Review: War Room


War Room is the latest piece from the Kendrick brothers, known for their wholesome family films.

And before you write it off as just another one of those dodgy B-grade Christian films, consider that War Room took the number one spot on its release over the US Labor Day weekend in 2015 and went on to make a whopping $US73.7m at the box office, placing it in the top 50 movies for 2015.

It isn’t uncommon to come across a film that makes you laugh or touches your heart, but to find one that has the power of influence to change the lives of its audience is rare. War Room manages to do all three.

The opening scene sets the stage with a profound monologue about war:

“War. Power, riches, rights, freedom. . . . There always seems to be something to fight for. But one thing remains true: behind every war, behind the battle, someone has developed a strategy, a plan to fight against their enemy. Of the many battles we engage in today, be it money, control or matters of the heart, very few of us know how to fight the right way, or understand who we’re really fighting against. To win any battle we’ve got to have the right strategy and resources, because victories don’t come by accident.”

And thus begins our story.

Elizabeth Jordan (Priscilla Shirer) and husband Tony (T C Stallings) have a marriage in serious trouble. Tony is brooding and self-absorbed in his work as a top sales rep for a pharmaceuticals company. Under immense pressure to retain this status and lucrative income, Tony relentlessly strives for more material success. He he appears confident, arrogant and powerful. Yet is clearly resentful and bored with his home life, to the point of looking inappropriately at other women. His demeanour is cold and distant, resulting in his becoming emotionally neglectful of his wife and 10-year-old daughter, Danielle .

Elizabeth works in real estate sales and also has a full schedule. In the midst of the busyness and constant fighting, desperate for communication and connection, their daughter is overlooked and broken-hearted that her parents aren’t connecting either with each other or herself.

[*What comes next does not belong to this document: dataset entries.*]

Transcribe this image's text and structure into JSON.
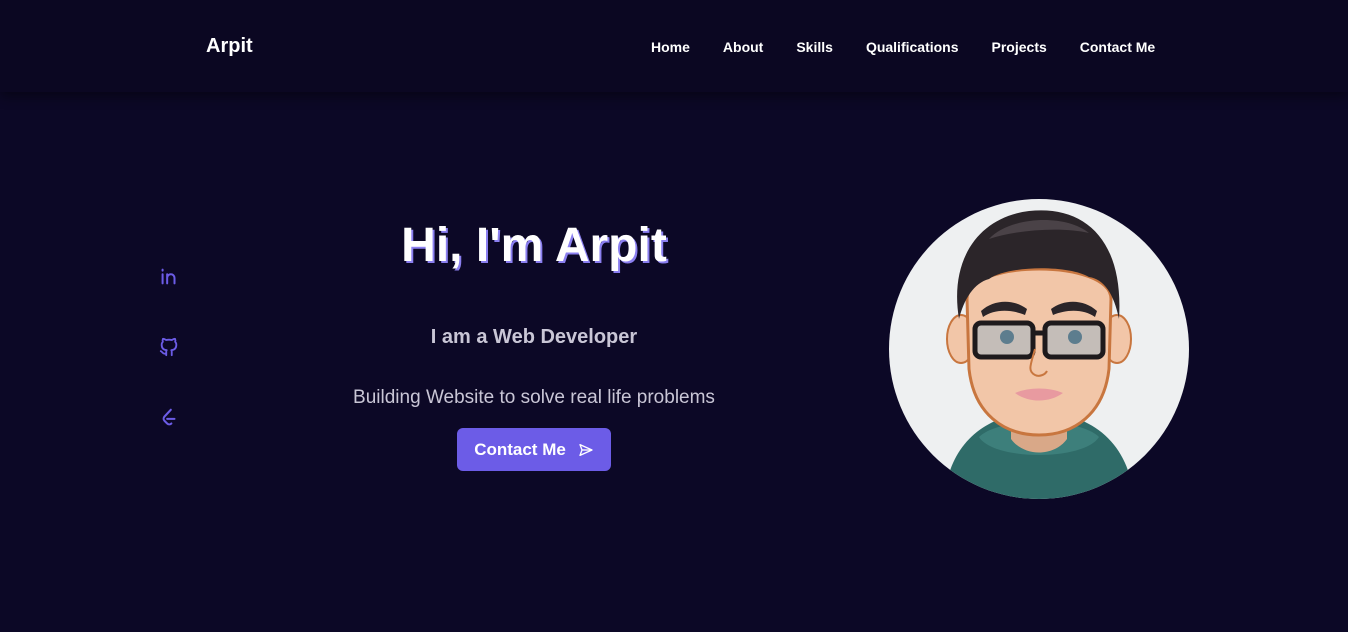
{
  "header": {
    "logo": "Arpit",
    "nav": [
      "Home",
      "About",
      "Skills",
      "Qualifications",
      "Projects",
      "Contact Me"
    ]
  },
  "social": [
    {
      "icon": "linkedin-icon"
    },
    {
      "icon": "github-icon"
    },
    {
      "icon": "leetcode-icon"
    }
  ],
  "hero": {
    "title": "Hi, I'm Arpit",
    "subtitle": "I am a Web Developer",
    "description": "Building Website to solve real life problems",
    "cta_label": "Contact Me",
    "cta_icon": "send-icon"
  },
  "colors": {
    "background": "#0c0826",
    "header": "#0b0722",
    "accent": "#6c5ce7",
    "text": "#ffffff",
    "muted": "#c9c6d6"
  }
}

In a divine twist Elizabeth meets the lovable Miss Clara (Karen Abercrombie), a sweet and passionate old lady who really loves God. With a quirky and nosy directness, she has a talent for opening up deeper conversations and applying life-changing lessons to them.

During their early connection, Elizabeth visits Clara to establish an asking price for the sale of her house. Clara shows her through, commenting on each of her favourite rooms. During the second visit she manages to extract information about Elizabeth’s prayer life and marriage troubles. When Elizabeth remarks how fighting is “the one thing they do well,” Clara challenges her with, “No, I don’t think you do.”

She then offers to mentor Elizabeth in order to help her save her marriage. Clara’s warfare strategy is clearly revealed to Elizabeth in the strangest of places—her closet. “I call it my War Room,” she says. It is there that Clara surrenders her needs and trials to God and calls on His power to fight, to good effect.

She also agrees to spend an hour a week with Clara learning the art of victorious spiritual warfare, and then begins the battle for her marriage.

While Tony is away on a business trip, Elizabeth prays for him. She then receives a text message from a friend who also happens to be in Atlanta, containing a picture of Tony looking cosy with a woman in a restaurant. Elizabeth is broken, but goes into battle in her war room. She then emerges, filled with passion and rebukes the evil forces from her home and family.

At this very time, as Tony is contemplating an affair, he suddenly becomes violently ill with what appears to be food poisoning. He returns home early and avoids the affair. Other events unfold, revealing that Tony has been skimming product at work, and so is subsequently fired and, of course, chaos ensues.

But you’ll have to watch War Room for yourself to see how these crises play out.

Perhaps the best thing about this film is the practical examples it presents for dealing with real life issues and how to resolve them relationally and spiritually through power-filled prayer.

From conflict resolution, to extending grace, finding forgiveness, letting go and how to pray, this film manages to cover it all without preaching—showing not telling—and is definitely a great investment of your time if you are experiencing challenges in a relationship, or needing grace yourself.

A bonus to the visual practicalities and advice built into the film are the extended resources available, including self-help books, interactive video clips and guides to create your own war room and to build a prayer strategy.

War Room is the key to making this connection with God easy by example. It is realistic, dramatic and also quite hilarious. War Room is a must-watch.

So grab the popcorn, snuggle up on the couch and enjoy!